Earth, while technically his third, was his first solo album proper. As the title hints, it doesn’t shoot for the epic quite like Heaven And Hell was to, but it sees him transitioning from rock to mysticism – “we become a diaspora”, says the narrator – and confidently shunting the synths front and centre. Wildlife-doc soundtrack L’Apocalypse Des Animaux – recorded when Vangelis was still in Aphrodite’s Child, three years prior to its release – suggests a duality between melody and cosmic trance. We then skip to 1979 and China, where he dived into Eastern sounds and instruments despite never having been to that country, and earned a silver disc. 1980’s See You Later is atypically dystopian and vocal-heavy, while four years later Soil Festivities, a concept album about nature, sets the tone for a loose trilogy incorporating the African-influenced Mask and the ominous, treated eeriness of Invisible Connections. Opera Sauvage, scoring the 1979 French nature doc, emphasised his predilections regarding the planet. As did 1983’s Antarctica, the synthesisers proving adept at evoking cold and isolation.

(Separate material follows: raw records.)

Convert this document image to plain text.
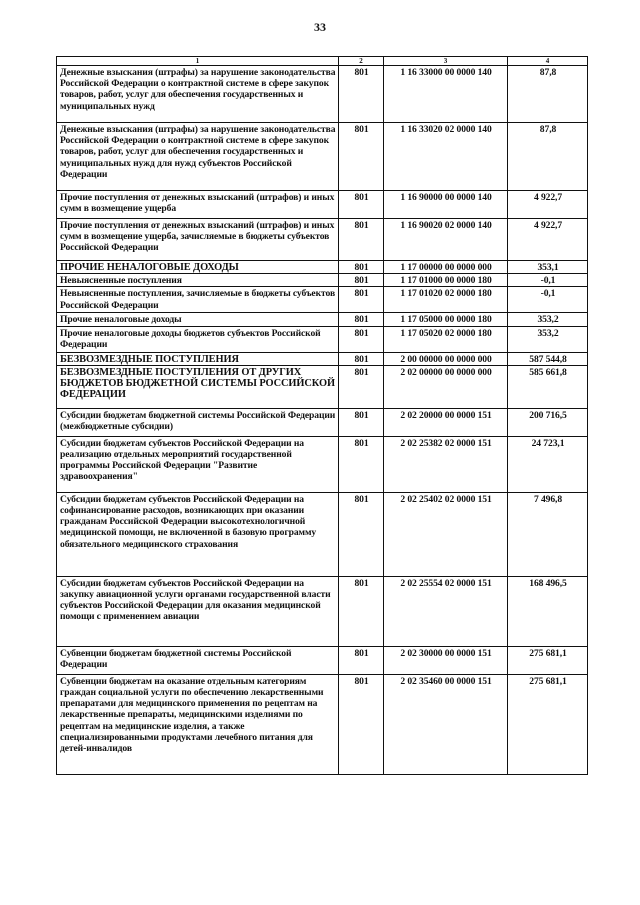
33
1	2	3	4
Денежные взыскания (штрафы) за нарушение законодательства Российской Федерации о контрактной системе в сфере закупок товаров, работ, услуг для обеспечения государственных и муниципальных нужд	801	1 16 33000 00 0000 140	87,8
Денежные взыскания (штрафы) за нарушение законодательства Российской Федерации о контрактной системе в сфере закупок товаров, работ, услуг для обеспечения государственных и муниципальных нужд для нужд субъектов Российской Федерации	801	1 16 33020 02 0000 140	87,8
Прочие поступления от денежных взысканий (штрафов) и иных сумм в возмещение ущерба	801	1 16 90000 00 0000 140	4 922,7
Прочие поступления от денежных взысканий (штрафов) и иных сумм в возмещение ущерба, зачисляемые в бюджеты субъектов Российской Федерации	801	1 16 90020 02 0000 140	4 922,7
ПРОЧИЕ НЕНАЛОГОВЫЕ ДОХОДЫ	801	1 17 00000 00 0000 000	353,1
Невыясненные поступления	801	1 17 01000 00 0000 180	-0,1
Невыясненные поступления, зачисляемые в бюджеты субъектов Российской Федерации	801	1 17 01020 02 0000 180	-0,1
Прочие неналоговые доходы	801	1 17 05000 00 0000 180	353,2
Прочие неналоговые доходы бюджетов субъектов Российской Федерации	801	1 17 05020 02 0000 180	353,2
БЕЗВОЗМЕЗДНЫЕ ПОСТУПЛЕНИЯ	801	2 00 00000 00 0000 000	587 544,8
БЕЗВОЗМЕЗДНЫЕ ПОСТУПЛЕНИЯ ОТ ДРУГИХ БЮДЖЕТОВ БЮДЖЕТНОЙ СИСТЕМЫ РОССИЙСКОЙ ФЕДЕРАЦИИ	801	2 02 00000 00 0000 000	585 661,8
Субсидии бюджетам бюджетной системы Российской Федерации (межбюджетные субсидии)	801	2 02 20000 00 0000 151	200 716,5
Субсидии бюджетам субъектов Российской Федерации на реализацию отдельных мероприятий государственной программы Российской Федерации "Развитие здравоохранения"	801	2 02 25382 02 0000 151	24 723,1
Субсидии бюджетам субъектов Российской Федерации на софинансирование расходов, возникающих при оказании гражданам Российской Федерации высокотехнологичной медицинской помощи, не включенной в базовую программу обязательного медицинского страхования	801	2 02 25402 02 0000 151	7 496,8
Субсидии бюджетам субъектов Российской Федерации на закупку авиационной услуги органами государственной власти субъектов Российской Федерации для оказания медицинской помощи с применением авиации	801	2 02 25554 02 0000 151	168 496,5
Субвенции бюджетам бюджетной системы Российской Федерации	801	2 02 30000 00 0000 151	275 681,1
Субвенции бюджетам на оказание отдельным категориям граждан социальной услуги по обеспечению лекарственными препаратами для медицинского применения по рецептам на лекарственные препараты, медицинскими изделиями по рецептам на медицинские изделия, а также специализированными продуктами лечебного питания для детей-инвалидов	801	2 02 35460 00 0000 151	275 681,1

The crossover which brought him in from that cold is ’81’s Chariots Of Fire, which made Vangelis an unlikely household name. The score won an Oscar, went to Number One in the States, and with its titles theme – cue slo-mo running while gulping for air – even delivered a US chart-topping single. We take its understated beauty for granted now, but imagine how radical a decision it was to use something so futuristic for a mainstream period movie (the first example of its kind). In typical artist mode, Vangelis has since spoken less than fondly of it. But as this reviewer, who lit up the screen for a good few milliseconds as a teenage extra in the film, can vouch: once that gliding refrain gets in your head, it’s reluctant to leave. It’d be too rich to suggest those pristine synths begat the 80s, but they sure contributed.

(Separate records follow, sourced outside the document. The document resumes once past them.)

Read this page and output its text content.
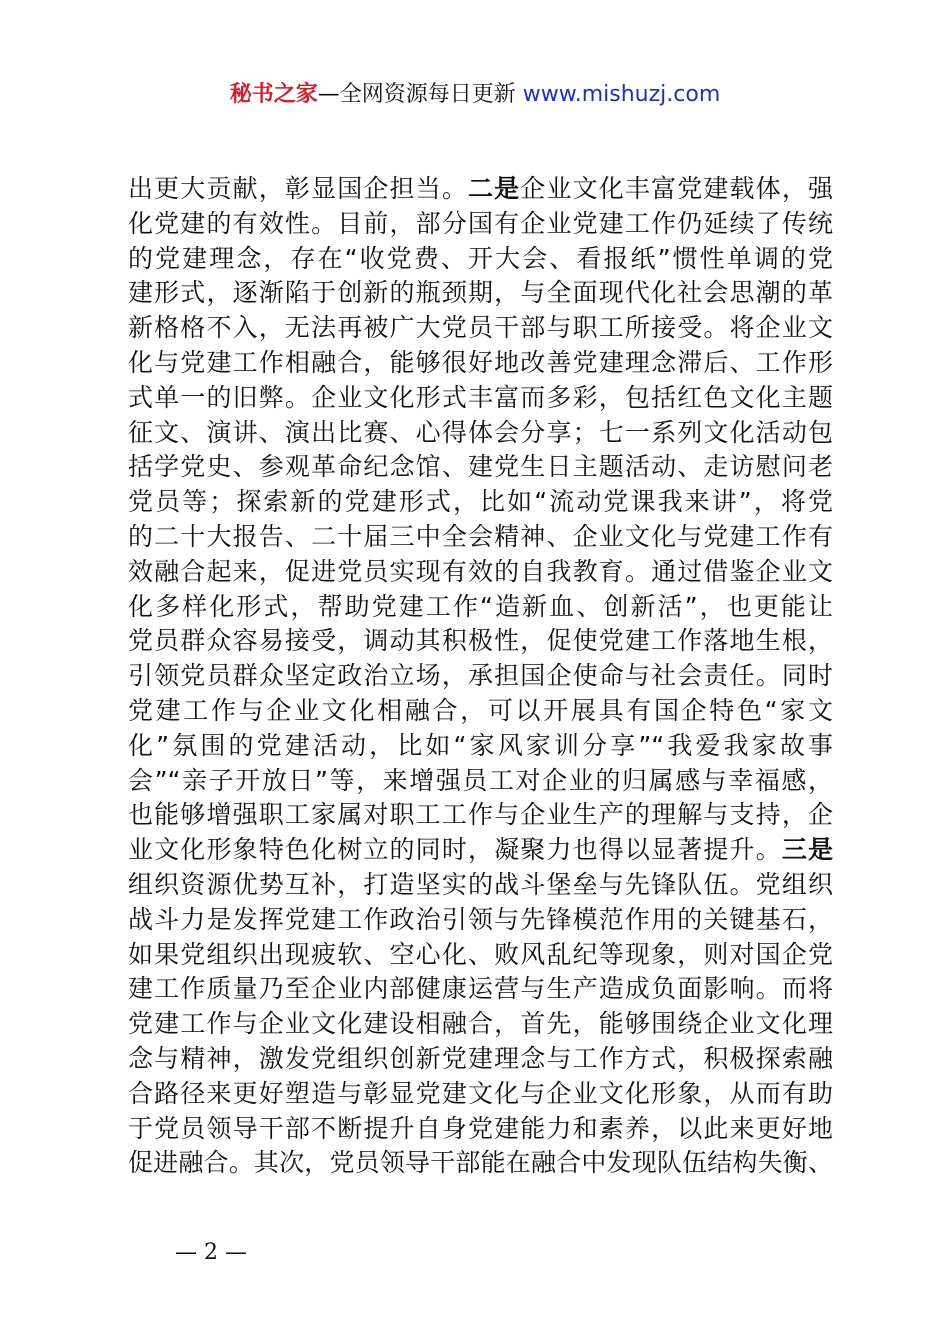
秘书之家—全网资源每日更新 www.mishuzj.com
出更大贡献，彰显国企担当。二是企业文化丰富党建载体，强
化党建的有效性。目前，部分国有企业党建工作仍延续了传统
的党建理念，存在“收党费、开大会、看报纸”惯性单调的党
建形式，逐渐陷于创新的瓶颈期，与全面现代化社会思潮的革
新格格不入，无法再被广大党员干部与职工所接受。将企业文
化与党建工作相融合，能够很好地改善党建理念滞后、工作形
式单一的旧弊。企业文化形式丰富而多彩，包括红色文化主题
征文、演讲、演出比赛、心得体会分享；七一系列文化活动包
括学党史、参观革命纪念馆、建党生日主题活动、走访慰问老
党员等；探索新的党建形式，比如“流动党课我来讲”，将党
的二十大报告、二十届三中全会精神、企业文化与党建工作有
效融合起来，促进党员实现有效的自我教育。通过借鉴企业文
化多样化形式，帮助党建工作“造新血、创新活”，也更能让
党员群众容易接受，调动其积极性，促使党建工作落地生根，
引领党员群众坚定政治立场，承担国企使命与社会责任。同时
党建工作与企业文化相融合，可以开展具有国企特色“家文
化”氛围的党建活动，比如“家风家训分享”“我爱我家故事
会”“亲子开放日”等，来增强员工对企业的归属感与幸福感，
也能够增强职工家属对职工工作与企业生产的理解与支持，企
业文化形象特色化树立的同时，凝聚力也得以显著提升。三是
组织资源优势互补，打造坚实的战斗堡垒与先锋队伍。党组织
战斗力是发挥党建工作政治引领与先锋模范作用的关键基石，
如果党组织出现疲软、空心化、败风乱纪等现象，则对国企党
建工作质量乃至企业内部健康运营与生产造成负面影响。而将
党建工作与企业文化建设相融合，首先，能够围绕企业文化理
念与精神，激发党组织创新党建理念与工作方式，积极探索融
合路径来更好塑造与彰显党建文化与企业文化形象，从而有助
于党员领导干部不断提升自身党建能力和素养，以此来更好地
促进融合。其次，党员领导干部能在融合中发现队伍结构失衡、
— 2 —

Vangelis was by then enjoying a fruitful musical rapport with Jon Anderson, even if he didn’t enjoy having to do things like appearances on Top Of The Pops. Anderson’s (first) departure from Yes freed him up to set words to his friend’s music (he’d appeared on previous Vangelis albums), and between 1980 and ’83 they released Short Stories, The Friends Of Mr. Cairo and Private Collection. The pair’s debut was patchy but the second was far superior, conjuring up the funky (!) title track which Quincy Jones “borrowed” for Thriller as well as the enchanting State Of Independence (a Donna Summer hit-to-be) and the duo’s own rather weedier hit I’ll Find My Way Home. Private Collection feels mediocre until you reach the 22-minute “side two” astral sojourn that is Horizon – and that’s Vangelis in excelsis. For Vangelis’ most ardent devotees – Vangelisciples? – this is the Holy Grail.
The man’s been a quiet groundbreaker, his influence gradual as opposed to pulling up trees, but this lavish collection (including a book, essay and rare photographs) elucidates his music’s enigmatic allure.